Like Crazy is another stripped-down examination of young love gone awry. The 90-minute movie tracks the crazy cycle of infatuation, love, heartbreak, and what comes after. Directed by Drake Doremus (his fourth movie, and he’s not yet 30) and shot on digital hand-held, Like Crazy offers a raw look at young love in an era of constant communication.
When the film does things well, it does them very well. Both leads give raw, emotionally resonant performances. There are times where Anna and Jacob are so naive that it hurts to watch them. Neither one is really mature enough to deal with the fallout of their actions, and neither one can deal with the crushing weight of first love. It’s real and authentic and super uncomfortable.

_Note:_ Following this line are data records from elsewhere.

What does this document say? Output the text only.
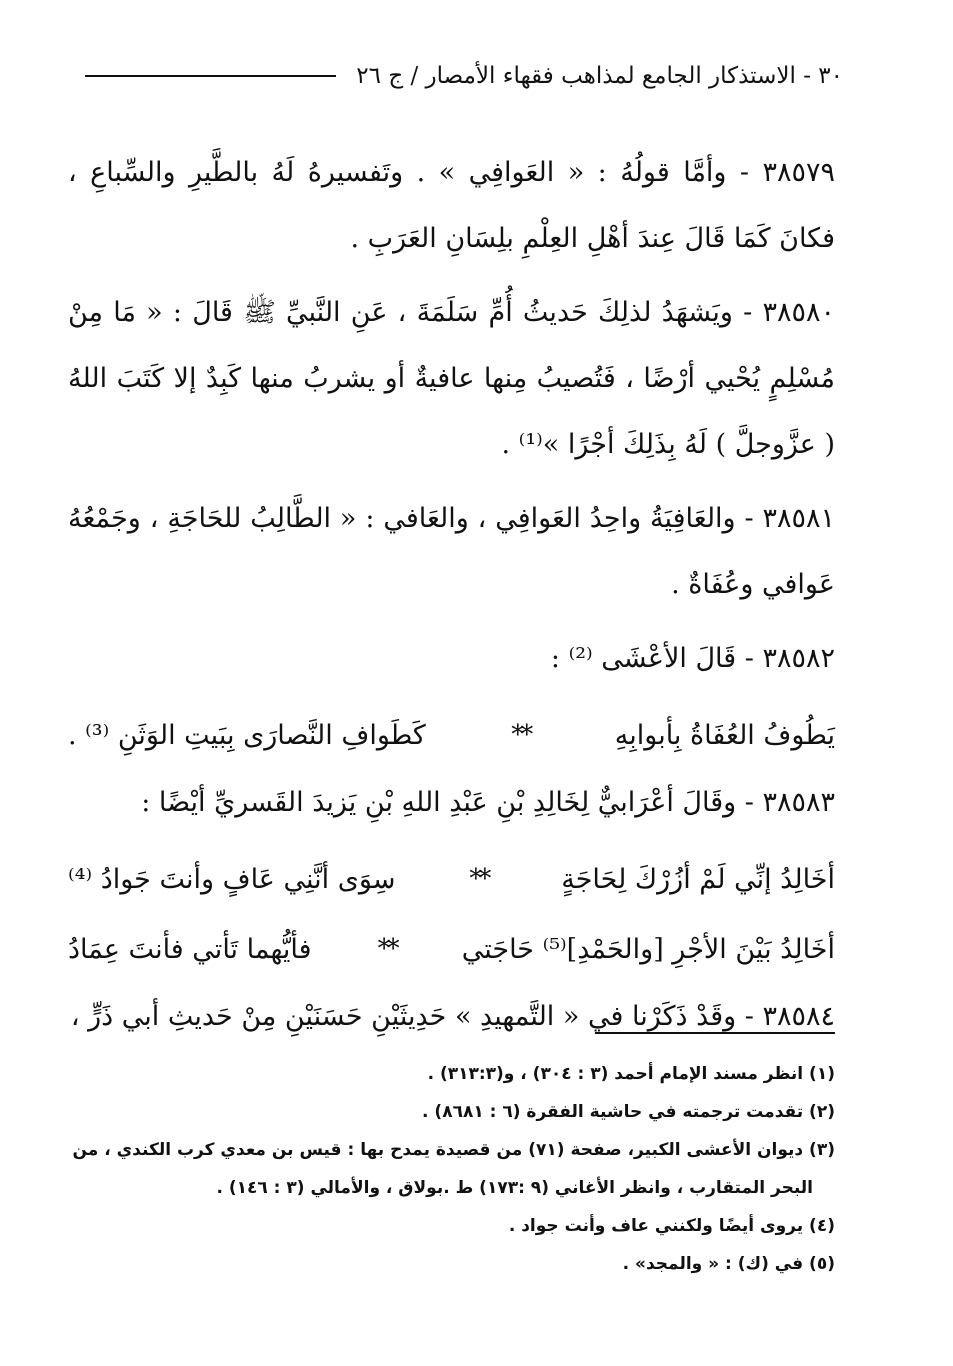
٣٠ - الاستذكار الجامع لمذاهب فقهاء الأمصار / ج ٢٦

٣٨٥٧٩ - وأمَّا قولُهُ : « العَوافِي » . وتَفسيرهُ لَهُ بالطَّيرِ والسِّباعِ ، فكانَ كَمَا قَالَ عِندَ أهْلِ العِلْمِ بلِسَانِ العَرَبِ .

٣٨٥٨٠ - ويَشهَدُ لذلِكَ حَديثُ أُمِّ سَلَمَةَ ، عَنِ النَّبيِّ ﷺ قَالَ : « مَا مِنْ مُسْلِمٍ يُحْيي أرْضًا ، فَتُصيبُ مِنها عافيةٌ أو يشربُ منها كَبِدٌ إلا كَتَبَ اللهُ ( عزَّوجلَّ ) لَهُ بِذَلِكَ أجْرًا »⁽¹⁾ .

٣٨٥٨١ - والعَافِيَةُ واحِدُ العَوافِي ، والعَافي : « الطَّالِبُ للحَاجَةِ ، وجَمْعُهُ عَوافي وعُفَاةٌ .

٣٨٥٨٢ - قَالَ الأعْشَى ⁽²⁾ :

يَطُوفُ العُفَاةُ بِأبوابِهِ
**
كَطَوافِ النَّصارَى بِبَيتِ الوَثَنِ ⁽³⁾ .

٣٨٥٨٣ - وقَالَ أعْرَابيٌّ لِخَالِدِ بْنِ عَبْدِ اللهِ بْنِ يَزيدَ القَسريِّ أيْضًا :

أخَالِدُ إنِّي لَمْ أزُرْكَ لِحَاجَةٍ
**
سِوَى أنَّنِي عَافٍ وأنتَ جَوادُ ⁽⁴⁾
أخَالِدُ بَيْنَ الأجْرِ [والحَمْدِ]⁽⁵⁾ حَاجَتي
**
فأيُّهما تَأتي فأنتَ عِمَادُ

٣٨٥٨٤ - وقَدْ ذَكَرْنا في « التَّمهيدِ » حَدِيثَيْنِ حَسَنَيْنِ مِنْ حَديثِ أبي ذَرٍّ ،

(١) انظر مسند الإمام أحمد (٣ : ٣٠٤) ، و(٣١٣:٣) .

(٢) تقدمت ترجمته في حاشية الفقرة (٦ : ٨٦٨١) .

(٣) ديوان الأعشى الكبير، صفحة (٧١) من قصيدة يمدح بها : قيس بن معدي كرب الكندي ، من

البحر المتقارب ، وانظر الأغاني (٩ :١٧٣) ط .بولاق ، والأمالي (٣ : ١٤٦) .

(٤) يروى أيضًا ولكنني عاف وأنت جواد .

(٥) في (ك) : « والمجد» .
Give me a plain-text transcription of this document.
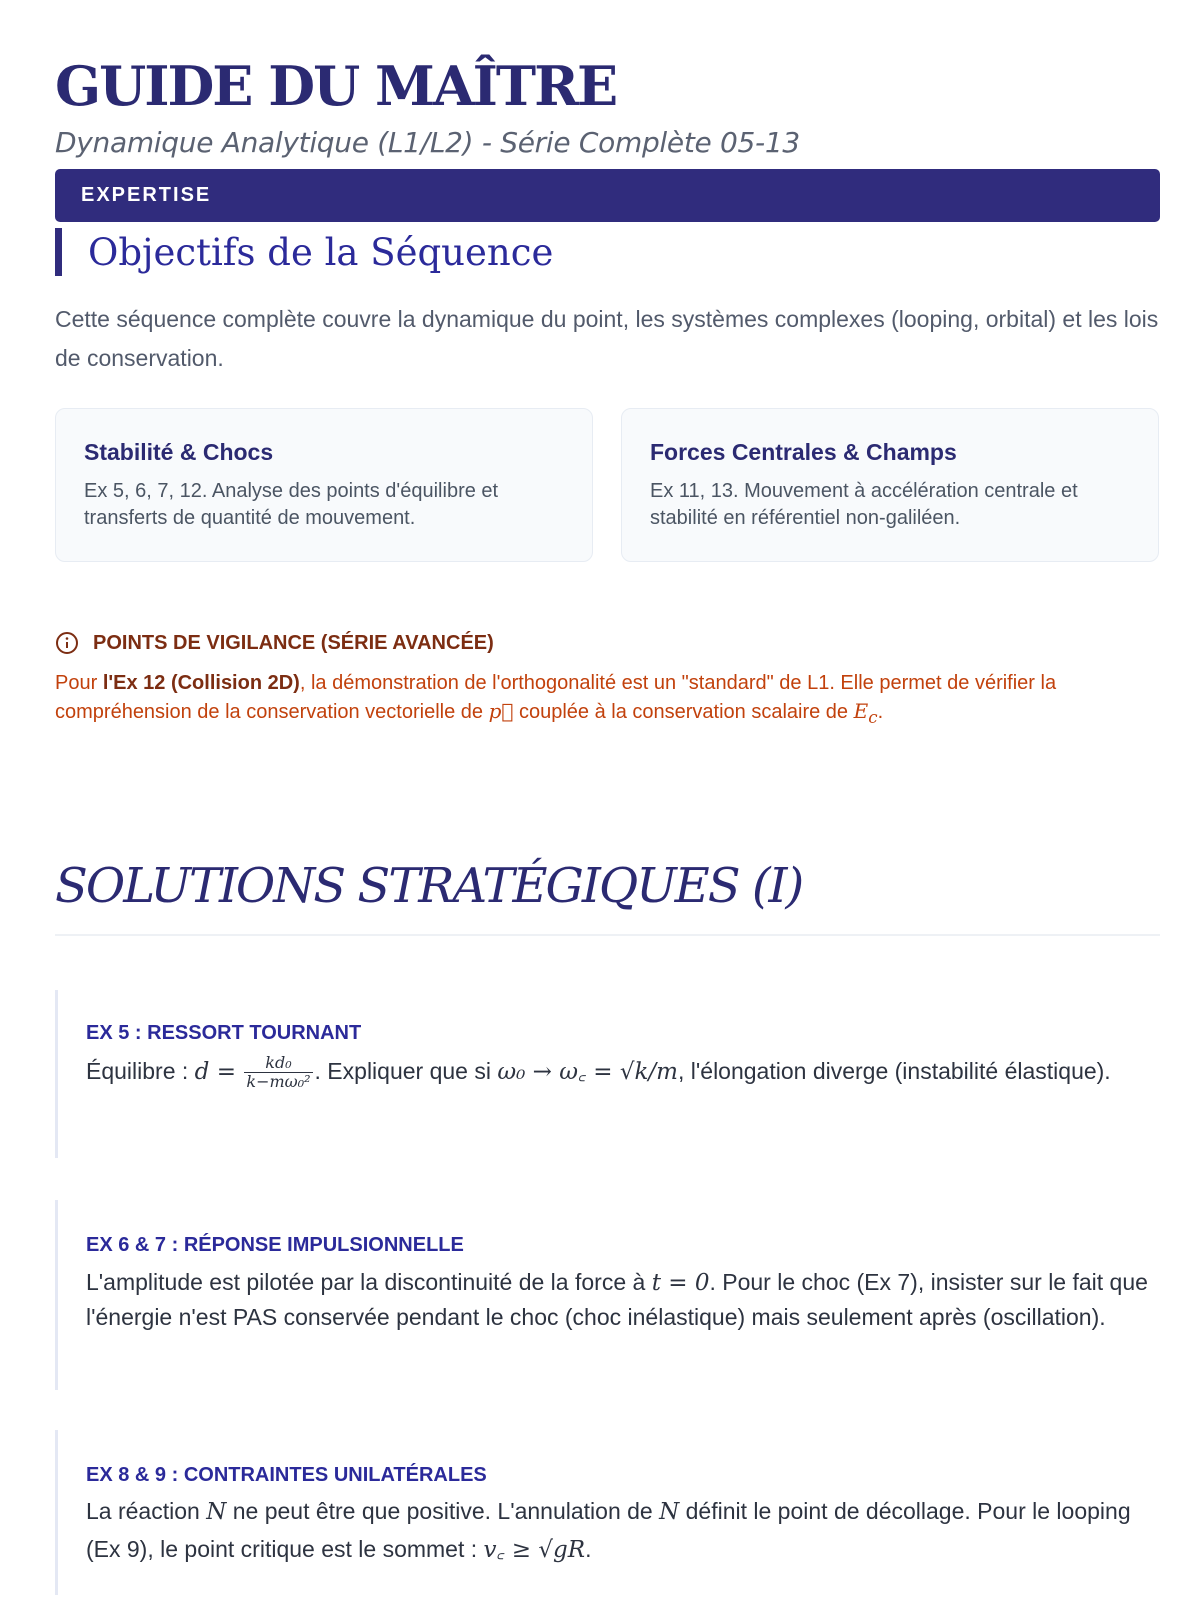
GUIDE DU MAÎTRE
Dynamique Analytique (L1/L2) - Série Complète 05-13
EXPERTISE
Objectifs de la Séquence
Cette séquence complète couvre la dynamique du point, les systèmes complexes (looping, orbital) et les lois de conservation.
Stabilité & Chocs

Ex 5, 6, 7, 12. Analyse des points d'équilibre et transferts de quantité de mouvement.

Forces Centrales & Champs

Ex 11, 13. Mouvement à accélération centrale et stabilité en référentiel non-galiléen.

POINTS DE VIGILANCE (SÉRIE AVANCÉE)
Pour l'Ex 12 (Collision 2D), la démonstration de l'orthogonalité est un "standard" de L1. Elle permet de vérifier la compréhension de la conservation vectorielle de p⃗ couplée à la conservation scalaire de $E_c$.
SOLUTIONS STRATÉGIQUES (I)
EX 5 : RESSORT TOURNANT

Équilibre : $d = \frac{\text{kd₀}}{\text{k−mω₀²}}$ . Expliquer que si ω₀ → ω꜀ = √k/m, l'élongation diverge (instabilité élastique).

EX 6 & 7 : RÉPONSE IMPULSIONNELLE

L'amplitude est pilotée par la discontinuité de la force à t = 0. Pour le choc (Ex 7), insister sur le fait que l'énergie n'est PAS conservée pendant le choc (choc inélastique) mais seulement après (oscillation).

EX 8 & 9 : CONTRAINTES UNILATÉRALES

La réaction N ne peut être que positive. L'annulation de N définit le point de décollage. Pour le looping (Ex 9), le point critique est le sommet : v꜀ ≥ √gR.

The film’s spareness works for it. The jerky camera and the lingering close-ups with very little music make the film feel very intimate. Long shots help indicate the frustration and awkwardness of being apart. All of this works to suck the viewer into the world of these two people.
Perhaps the film’s only weakness is the amount of time that Anna and Jacob spend apart. The last tw0-thirds of the film focus on the separation, and it is here that the film becomes so melancholy that is almost unbearable. Even so, I’ve never seen a film that so perfectly encapsulates this generation’s inability to be together and yet not be apart, either.
Like Crazy is playing in limited release right now.